First some good news:
JUST IN: Ohio Dept of Insurance says CareSource will sell ACA health plans in Ohio's Paulding County. No more empty ACA counties.
— Bob Herman (@bobjherman) August 24, 2017
Every county will have at least one insurer offering plans on the Exchanges.
Now the mechanics of that process are important. I want to revive a November 1, 2016 post looking into the competitive dynamics of the ACA market structure:
I also had a chance to talk to a very smart and wonky friend of the blog who asked a very good question — what are the odds that there are no carriers in a state in 2018 on Exchange…
I do not think this is likely. I think it is highly likely that there are a number of states where there is a single carrier and even more states which may have multiple carriers but with a clear division so that most counties in those states only have a single carrier. However I am having a hard time seeing the mechanics of carriers completely dropping out and abandoning states en masse. Could it happen in a single state? Yes, I think it is unlikely but possible. Would it happen in four or five states? No.
The basis of my response is that the federal subsidy structure makes it very hard for a carrier to continually lose money in a state if it is the only carrier. Let’s look at a few scenarios below the fold.
2017 Single Carrier States
In the states with only a single carrier for the 2017 plan year, the only reason for the incumbent to leave the on-exchange market in 2018 is if they lose massive amounts of money in 2017 AND they can not get the rates hiked in 2018. If a carrier is losing a lot of money in a state, that state or region is unlikely to be attractive to other carriers to enter. We see in 2016 that states are willing to approve very large rate increases from carriers if they can demonstrate that this is the only way to cover the expected claims. If the incumbent carrier in a single carrier state is seeing large medical losses, they will get the rates. This normally would trigger concerns about a death spiral where higher rates drive out healthier individuals. Off Exchange could see a death spiral. However the on-Exchange subsidized population is protected from most of the rate increases by the subsidy formula. The individual market in a high cost, single carrier state could turn into an extremely sick Off-Exchange population plus a reasonably healthy subsidized population……
2017 multi-carrier states
….carriers that have adapted a Silver Spam strategy to choose a narrow and fairly unhealthy risk pool while exploiting risk adjustment. Under that scenario, the narrow network carrier should be making money in 2017 or at least not doing too badly for itself. The other carriers will exit. After an exit, the Silver Spamming carrier will face a challenge as I have strong doubts that a Silver Spam strategy is viable for a super narrow carrier without some ability to offload high cost and high complexity medical risk to someone else. We should expect significant rate increases in 2018 from the sole Medicaid like carrier to cover their shipping out of network costs for their new members with highly complex and highly expensive care needs…..
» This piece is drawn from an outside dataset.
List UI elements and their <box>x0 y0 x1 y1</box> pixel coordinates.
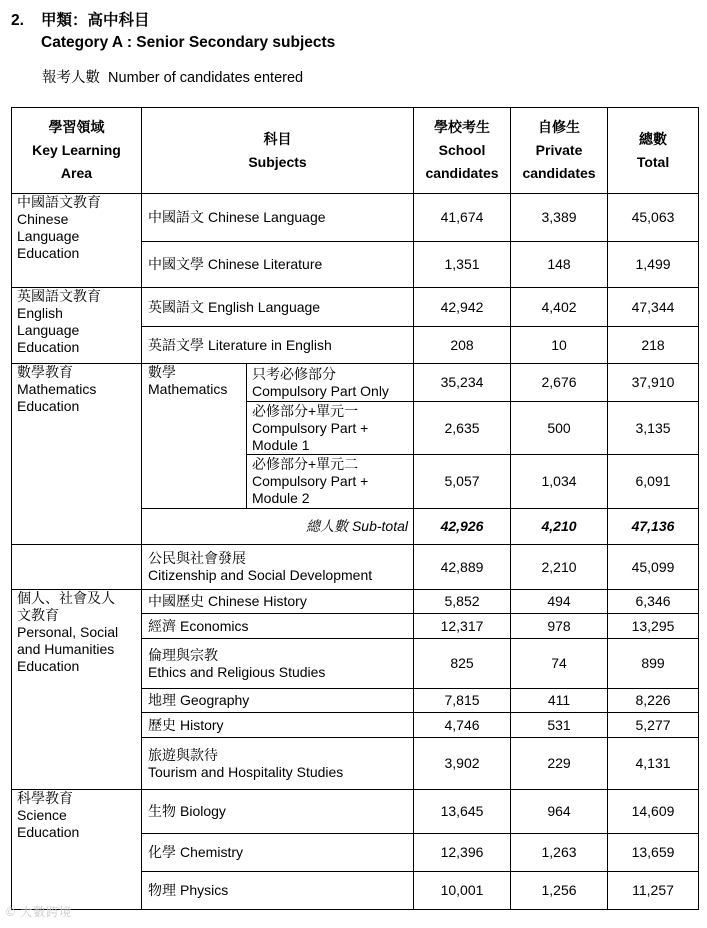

If both carriers are losing money, we get an interesting staring contest as both carriers will often think that if they are the sole surviving carrier in the market, they can suck at the federal money hose. In that scenario we see a lot of sound and fury signaling very little. Both carriers will make noise about how tough the Exchange market is. Carrier A will say that they need to raise rates by 33% and Carrier B will say they need to raise rates by 37%. A is waiting for B to drop and B is waiting for A to drop. Both carriers will file plans and networks in 2017 for 2018 and then they will withdraw some and accuse the insurance regulator of acting in bad faith. As the summer comes along, the board of A might tell them to pull the plug and concede the market to B or vice versa.
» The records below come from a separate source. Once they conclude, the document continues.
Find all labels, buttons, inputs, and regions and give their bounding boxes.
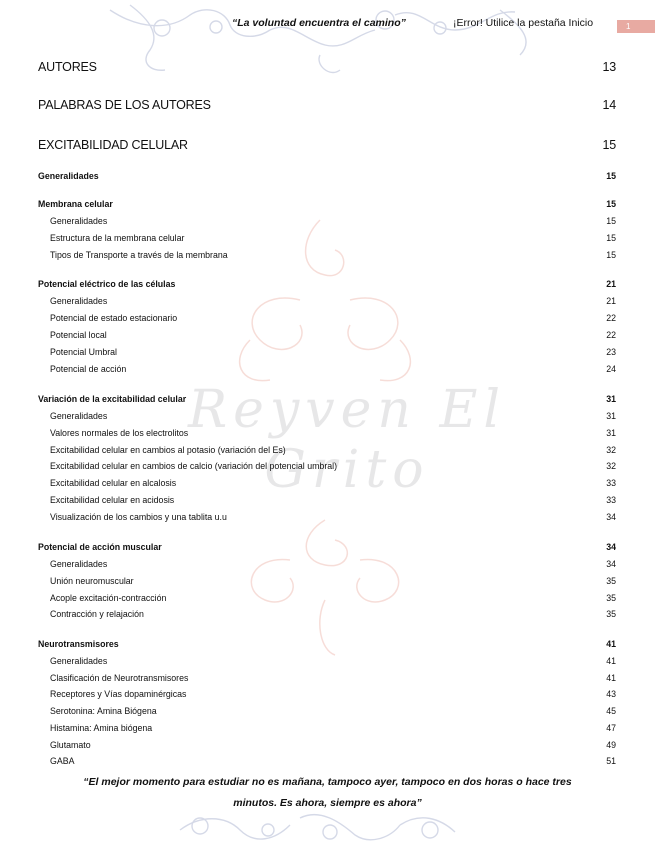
toc-entry-page: 15 [602, 138, 616, 152]
toc-entry[interactable] [38, 279, 616, 289]
toc-entry-title: Visualización de los cambios y una tablita u.u [50, 512, 227, 522]
toc-entry-page: 31 [606, 411, 616, 421]
toc-entry[interactable] [38, 199, 616, 209]
toc-entry[interactable] [38, 593, 616, 603]
toc-entry-title: Clasificación de Neurotransmisores [50, 673, 189, 683]
toc-entry-title: Tipos de Transporte a través de la membrana [50, 250, 228, 260]
toc-entry-page: 21 [606, 296, 616, 306]
toc-entry-title: Acople excitación-contracción [50, 593, 167, 603]
toc-entry[interactable] [38, 98, 616, 112]
toc-entry-title: Generalidades [50, 296, 108, 306]
toc-entry-title: Generalidades [50, 559, 108, 569]
toc-entry-page: 32 [606, 445, 616, 455]
toc-entry-page: 34 [606, 512, 616, 522]
toc-entry-page: 15 [606, 199, 616, 209]
toc-entry[interactable] [38, 656, 616, 666]
toc-entry-page: 31 [606, 394, 616, 404]
toc-entry[interactable] [38, 723, 616, 733]
toc-entry-title: Neurotransmisores [38, 639, 119, 649]
toc-entry-title: Receptores y Vías dopaminérgicas [50, 689, 187, 699]
toc-entry-page: 41 [606, 639, 616, 649]
toc-entry[interactable] [38, 673, 616, 683]
toc-entry-title: Serotonina: Amina Biógena [50, 706, 157, 716]
toc-entry[interactable] [38, 495, 616, 505]
toc-entry-title: Potencial local [50, 330, 107, 340]
toc-entry-title: Unión neuromuscular [50, 576, 134, 586]
toc-entry[interactable] [38, 394, 616, 404]
toc-entry-title: Excitabilidad celular en alcalosis [50, 478, 177, 488]
toc-entry[interactable] [38, 250, 616, 260]
toc-entry-page: 41 [606, 673, 616, 683]
toc-entry-title: GABA [50, 756, 75, 766]
toc-entry-page: 32 [606, 461, 616, 471]
toc-entry-title: Contracción y relajación [50, 609, 144, 619]
toc-entry-title: Generalidades [38, 171, 99, 181]
toc-entry-page: 21 [606, 279, 616, 289]
toc-entry-page: 35 [606, 593, 616, 603]
toc-entry-page: 31 [606, 428, 616, 438]
toc-entry[interactable] [38, 347, 616, 357]
toc-entry-page: 34 [606, 559, 616, 569]
toc-entry[interactable] [38, 639, 616, 649]
footer-quote-line-1: “El mejor momento para estudiar no es mañana, tampoco ayer, tampoco en dos horas o hace tres [83, 776, 572, 788]
toc-entry-title: PALABRAS DE LOS AUTORES [38, 98, 211, 112]
toc-entry[interactable] [38, 461, 616, 471]
toc-entry-title: Generalidades [50, 656, 108, 666]
toc-entry-title: AUTORES [38, 60, 97, 74]
toc-entry[interactable] [38, 478, 616, 488]
toc-entry-page: 41 [606, 656, 616, 666]
toc-entry-title: Excitabilidad celular en acidosis [50, 495, 175, 505]
toc-entry[interactable] [38, 364, 616, 374]
toc-entry[interactable] [38, 60, 616, 74]
toc-entry[interactable] [38, 330, 616, 340]
toc-entry-title: Potencial eléctrico de las células [38, 279, 176, 289]
header-motto: “La voluntad encuentra el camino” [232, 17, 406, 29]
toc-entry-page: 15 [606, 233, 616, 243]
page-number-badge: 1 [617, 20, 655, 33]
toc-entry-title: Generalidades [50, 216, 108, 226]
toc-entry[interactable] [38, 756, 616, 766]
toc-entry[interactable] [38, 138, 616, 152]
toc-entry[interactable] [38, 512, 616, 522]
toc-entry[interactable] [38, 216, 616, 226]
footer-quote-line-2: minutos. Es ahora, siempre es ahora” [233, 797, 422, 809]
toc-entry-title: Glutamato [50, 740, 91, 750]
watermark-text: Reyven El Grito [187, 380, 507, 500]
toc-entry-title: Generalidades [50, 411, 108, 421]
toc-entry-page: 33 [606, 495, 616, 505]
toc-entry-page: 45 [606, 706, 616, 716]
toc-entry-title: Excitabilidad celular en cambios de calcio (variación del potencial umbral) [50, 461, 338, 471]
toc-entry-title: Membrana celular [38, 199, 113, 209]
toc-entry-page: 34 [606, 542, 616, 552]
page-header [0, 17, 655, 35]
toc-entry-page: 14 [602, 98, 616, 112]
toc-entry-page: 13 [602, 60, 616, 74]
toc-entry-title: Potencial Umbral [50, 347, 117, 357]
toc-entry-title: Estructura de la membrana celular [50, 233, 185, 243]
toc-entry-page: 49 [606, 740, 616, 750]
toc-entry[interactable] [38, 609, 616, 619]
toc-entry-title: Potencial de acción muscular [38, 542, 162, 552]
toc-entry[interactable] [38, 428, 616, 438]
toc-entry-page: 35 [606, 609, 616, 619]
toc-entry-title: Potencial de acción [50, 364, 127, 374]
toc-entry-page: 22 [606, 330, 616, 340]
toc-entry-title: Variación de la excitabilidad celular [38, 394, 187, 404]
toc-entry-title: Excitabilidad celular en cambios al potasio (variación del Es) [50, 445, 286, 455]
toc-entry[interactable] [38, 559, 616, 569]
toc-entry[interactable] [38, 233, 616, 243]
header-error-text: ¡Error! Utilice la pestaña Inicio [453, 17, 594, 29]
toc-entry[interactable] [38, 296, 616, 306]
toc-entry[interactable] [38, 576, 616, 586]
toc-entry[interactable] [38, 740, 616, 750]
toc-entry-page: 22 [606, 313, 616, 323]
toc-entry-page: 51 [606, 756, 616, 766]
toc-entry[interactable] [38, 706, 616, 716]
toc-entry-page: 43 [606, 689, 616, 699]
toc-entry-page: 47 [606, 723, 616, 733]
toc-entry-page: 15 [606, 216, 616, 226]
toc-entry-title: Potencial de estado estacionario [50, 313, 178, 323]
toc-entry-title: Histamina: Amina biógena [50, 723, 153, 733]
toc-entry-title: EXCITABILIDAD CELULAR [38, 138, 188, 152]
toc-entry-title: Valores normales de los electrolitos [50, 428, 189, 438]
toc-entry-page: 33 [606, 478, 616, 488]
toc-entry[interactable] [38, 313, 616, 323]
toc-entry-page: 15 [606, 171, 616, 181]
toc-entry[interactable] [38, 411, 616, 421]
toc-entry-page: 23 [606, 347, 616, 357]
toc-entry[interactable] [38, 542, 616, 552]
footer-quote [40, 772, 615, 814]
toc-entry-page: 35 [606, 576, 616, 586]
toc-entry-page: 24 [606, 364, 616, 374]
toc-entry[interactable] [38, 445, 616, 455]
toc-entry[interactable] [38, 689, 616, 699]
toc-entry[interactable] [38, 171, 616, 181]
toc-entry-page: 15 [606, 250, 616, 260]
At that point the surviving carrier has an effective monopoly on the subsidized Exchange market. Very large rate increases could be pushed through where the Federal government eats most of the cost. If the surviving carrier is smart, they’ll Silver Gap in 2018 as much as they can to get a far larger check from the Feds while driving the risk pool to be broad and healthy as the post-subsidy premiums will drop. The Off-Exchange market will be in trouble if the surviving carrier is the sole carrier but so far we have seen national carriers stick around off-Exchange far more willingly than they have been on-Exchange.
I would not be shocked if a single state has to get crazily creative to keep a single carrier on-Exchange in the entire state. But I do not expect mass withdrawal of carriers because the interaction of the subsidy attachment point and the ability of a monopolist insurer to effectively print money from the Feds will keep the last carrier involved.
Yay! Removes a Republican talking point.
@Cheryl Rofer: Correction: should, but probably will not, remove a Republican talking point. Just ask Rep. Ryan.
Great news, indeed. Now that Trump has shown that he can’t repeal the ACA, perhaps insurance companies which have left some markets empty will feel like they need to get back into those markets.
Remember when the GOP used to like it when marketplaces succeeded? Now Cleek’s Law dictates that they must try to wreck the marketplace like some Leninist party.